Par conséquent, les catholiques ne doivent pas faire du pape, et de ses paroles et de ses actions, leur point de focalisation quotidien.


Athanasius Schneider continue à appliquer la méthode “publicitaire” consistant, non pas à démontrer, mais à affirmer, à tenter de laver le cerveau par des rabâches incessants.

A. Schneider a écrit :
On peut déshériter les enfants d’une famille. Mais on ne peut pas déshériter le père d’une famille, pour coupable ou monstrueux que soit son comportement. Telle est la loi de la hiérarchie que Dieu a établie jusque dans la création. Cette même loi est applicable au pape, qui pendant la durée de son office est le père spirituel de toute la famille du Christ sur terre. Dans le cas d’un père criminel monstrueux, les enfants doivent s’écarter de lui ou éviter le contact avec lui. Cependant, ils ne peuvent dire : « Nous allons élire un nouveau et bon père pour notre famille.» Cela irait contre le bon sens et contre la nature. Le même principe devrait être applicable par conséquent à la question de la déposition d’un pape hérétique. Le pape ne peut être déposé par personne, seul Dieu peut intervenir et Il le fera en son temps, car Dieu ne peut défaillir en sa Providence (« Deus in sua dispositione non fallitur »). Au cours du concile Vatican I, Mgr Zinelli, relateur de la commission conciliaire sur la foi, évoqua en ces termes la possibilité d’un pape hérétique : « Si Dieu permet un si grand mal (à savoir, un pape hérétique) les moyens pour remédier à cette situation ne manqueront pas » (Mansi 52, 1109).

Ici, Athanasius Schneider se fait l’écho d’un grossier sophisme.

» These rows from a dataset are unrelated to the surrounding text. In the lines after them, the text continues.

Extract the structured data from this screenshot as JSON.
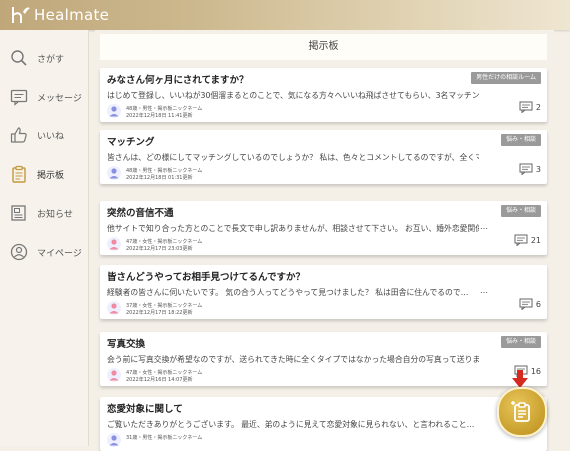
{
  "app": {
    "logo_text": "Healmate"
  },
  "sidebar": {
    "items": [
      {
        "label": "さがす",
        "icon": "search-icon"
      },
      {
        "label": "メッセージ",
        "icon": "message-icon"
      },
      {
        "label": "いいね",
        "icon": "thumbs-up-icon"
      },
      {
        "label": "掲示板",
        "icon": "board-icon",
        "active": true
      },
      {
        "label": "お知らせ",
        "icon": "newspaper-icon"
      },
      {
        "label": "マイページ",
        "icon": "user-icon"
      }
    ]
  },
  "main": {
    "title": "掲示板"
  },
  "posts": [
    {
      "title": "みなさん何ヶ月にされてますか？",
      "badge": "男性だけの相談ルーム",
      "excerpt": "はじめて登録し、いいねが30個溜まるとのことで、気になる方々へいいね飛ばさせてもらい、3名マッチング…",
      "meta1": "48歳・男性・掲示板ニックネーム",
      "meta2": "2022年12月18日 11:41更新",
      "comments": "2",
      "avatar_color": "#8a8fe0",
      "show_ellipsis": false
    },
    {
      "title": "マッチング",
      "badge": "悩み・相談",
      "excerpt": "皆さんは、どの様にしてマッチングしているのでしょうか？ 私は、色々とコメントしてるのですが、全くマ…",
      "meta1": "48歳・男性・掲示板ニックネーム",
      "meta2": "2022年12月18日 01:31更新",
      "comments": "3",
      "avatar_color": "#8a8fe0",
      "show_ellipsis": false
    },
    {
      "title": "突然の音信不通",
      "badge": "悩み・相談",
      "excerpt": "他サイトで知り合った方とのことで長文で申し訳ありませんが、相談させて下さい。 お互い、婚外恋愛関係",
      "meta1": "47歳・女性・掲示板ニックネーム",
      "meta2": "2022年12月17日 23:03更新",
      "comments": "21",
      "avatar_color": "#f08aa0",
      "show_ellipsis": true
    },
    {
      "title": "皆さんどうやってお相手見つけてるんですか？",
      "badge": "",
      "excerpt": "経験者の皆さんに伺いたいです。 気の合う人ってどうやって見つけました？ 私は田舎に住んでるので…",
      "meta1": "37歳・女性・掲示板ニックネーム",
      "meta2": "2022年12月17日 18:22更新",
      "comments": "6",
      "avatar_color": "#f08aa0",
      "show_ellipsis": true
    },
    {
      "title": "写真交換",
      "badge": "悩み・相談",
      "excerpt": "会う前に写真交換が希望なのですが、送られてきた時に全くタイプではなかった場合自分の写真って送りますか…",
      "meta1": "47歳・女性・掲示板ニックネーム",
      "meta2": "2022年12月16日 14:07更新",
      "comments": "16",
      "avatar_color": "#f08aa0",
      "show_ellipsis": false
    },
    {
      "title": "恋愛対象に関して",
      "badge": "",
      "excerpt": "ご覧いただきありがとうございます。 最近、弟のように見えて恋愛対象に見られない、と言われること…",
      "meta1": "31歳・男性・掲示板ニックネーム",
      "meta2": "",
      "comments": "",
      "avatar_color": "#8a8fe0",
      "show_ellipsis": false
    }
  ],
  "fab": {
    "icon": "new-post-icon",
    "accent": "#c89e2c"
  },
  "colors": {
    "topbar": "#cdb98f",
    "badge": "#9a9a9a",
    "arrow": "#d42a1f"
  }
}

Certes, un père naturel ou biologique, le demeure pour toujours. Par contre, un père par juridiction spirituelle ne le demeure qu’autant que dure cette juridiction spirituelle. Il en est ainsi tant d’un curé provisoire d’une paroisse, d’un Evêque sur son diocèse, d’un Pape sur toute l’Eglise.

Après sa démission, Saint Célestin V n’était plus Pape, bien qu’il vive encore sur la terre. Et quoiqu’en dise Athanasius Schneider, et contrairement à ce qu’il cherche à nier sur le fondement de ce sophisme, un autre Pape a été élu aussitôt après la démission de Saint Célestin V.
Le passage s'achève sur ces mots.